HHHS to spend $2M on records system
By Chad Ingram
Haliburton Highlands Health Services will spend up to $2.1 million on a centralized electronic records system with Ross Memorial Hospital, Campbellford Memorial Hospital, Northumberland Hills Hospital and Lakeridge Health.
HHHS board members made the decision at their Oct. 29 meeting.
“There are a number of organizational and patient-care benefits,” Bruce Pye, chief information officer for HHHS and the Ross, Campbellford and Northumberland hospitals, told board members.
Among those benefits were standardization of care and efficiencies in staff time, since searching for and passing physical paper records between medical staff would no longer be required.
Collaborating on an integrated clinical information system is also most cost-effective for the health-care organizations, Pye said, noting that the hospitals he’s involved with could not afford such systems on their own.
“The four organizations I work with are all fairly small,” he said.
Lakeridge Health, which serves Durham Region, is by far the largest of the five organizations involved in the project and will pay the bulk of the estimated $85 million price tag.
The Haliburton Highlands Health Services Foundation, which raises money for equipment and capital projects at the Haliburton and Minden hospitals, will be charged with raising the funds for HHHS’s portion, up to a total of $2.1 million.
Foundation chairman Peter Oyler told directors the foundation’s board has recently voted to support the project.
“The board lent its support to the venture,” Oyler said, adding that it was, “not without some dissension around the table.”
Oyler said some foundation board members felt they were being asked to make a large decision in a short timeframe and also that a “clinical information system” might be a tougher sell than other pieces of equipment.
“It’s a huge undertaking for this community,” Oyler said, noting it was the largest request of the foundation since the HHHS buildings themselves were constructed.
The foundation has raised more than $11 million for capital projects at HHHS and will focus on fundraising for the system during 2018, 2019 and 2020.

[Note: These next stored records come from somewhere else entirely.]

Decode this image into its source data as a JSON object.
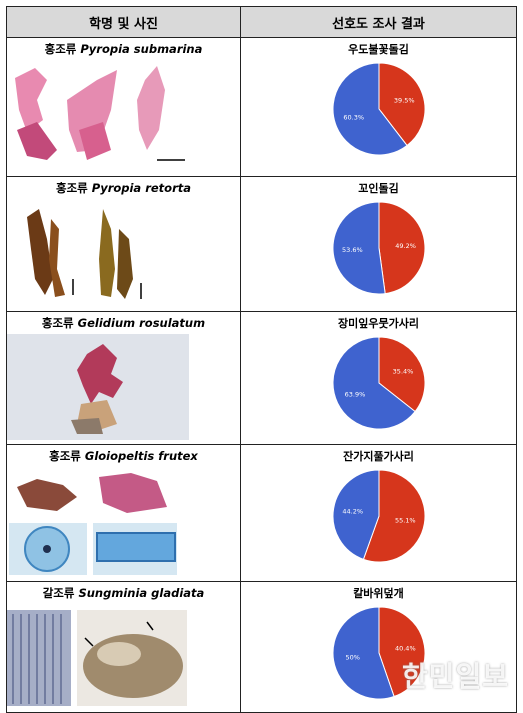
{
  "header": {
    "col1": "학명 및 사진",
    "col2": "선호도 조사 결과"
  },
  "colors": {
    "dislike": "#d6361c",
    "like": "#3f63cf",
    "header_bg": "#d9d9d9"
  },
  "rows": [
    {
      "group": "홍조류",
      "latin": "Pyropia submarina",
      "korean": "우도불꽃돌김",
      "chart_data": {
        "type": "pie",
        "slices": [
          {
            "value": 39.5,
            "label": "39.5%",
            "color": "#d6361c"
          },
          {
            "value": 60.3,
            "label": "60.3%",
            "color": "#3f63cf"
          }
        ]
      }
    },
    {
      "group": "홍조류",
      "latin": "Pyropia retorta",
      "korean": "꼬인돌김",
      "chart_data": {
        "type": "pie",
        "slices": [
          {
            "value": 49.2,
            "label": "49.2%",
            "color": "#d6361c"
          },
          {
            "value": 53.6,
            "label": "53.6%",
            "color": "#3f63cf"
          }
        ]
      }
    },
    {
      "group": "홍조류",
      "latin": "Gelidium rosulatum",
      "korean": "장미잎우뭇가사리",
      "chart_data": {
        "type": "pie",
        "slices": [
          {
            "value": 35.4,
            "label": "35.4%",
            "color": "#d6361c"
          },
          {
            "value": 63.9,
            "label": "63.9%",
            "color": "#3f63cf"
          }
        ]
      }
    },
    {
      "group": "홍조류",
      "latin": "Gloiopeltis frutex",
      "korean": "잔가지풀가사리",
      "chart_data": {
        "type": "pie",
        "slices": [
          {
            "value": 55.1,
            "label": "55.1%",
            "color": "#d6361c"
          },
          {
            "value": 44.2,
            "label": "44.2%",
            "color": "#3f63cf"
          }
        ]
      }
    },
    {
      "group": "갈조류",
      "latin": "Sungminia gladiata",
      "korean": "칼바위덮개",
      "chart_data": {
        "type": "pie",
        "slices": [
          {
            "value": 40.4,
            "label": "40.4%",
            "color": "#d6361c"
          },
          {
            "value": 50,
            "label": "50%",
            "color": "#3f63cf"
          }
        ]
      }
    }
  ],
  "watermark": "한민일보"
}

First requiring approval from the province, Pye said requests for proposals for the project would ideally be issued in the spring, with submissions received in the months following.
He said the design and build phase on the system would likely take between 18 months and two years, with the system going live, site by site, during a succeeding six-month window.
Members of the HHHS board were supportive.
“Electronic health records is not a question of do it or don’t do it,” said director Len Logozar. “It’s a question of survival.”
Board member Jan Walker said the integrated approach made sense.
“You’ll never be able to do it on your own,” she said, adding she knew of $100 million organizations that could not afford such systems on their own. “It’s a must in the current environment.”
HHHS’s annual budget is around $20 million.
“There will be a cost to maintaining this,” said Dale Robinson, currently chairman of the board’s finance committee. “We’ll have to find that money in our budget. That is not money the foundation will be responsible for.”
Annual operating costs for system could range between $150,000 and $230,000.
Robinson said he was disappointed there was not more leadership and involvement from the Ministry of Health and Long-Term Care on the process.
HHHS CEO Varouj Eskedjian said historically, the ministry has not provided funding for information systems and despite the project’s integrated approach, doubted it would be different in this case.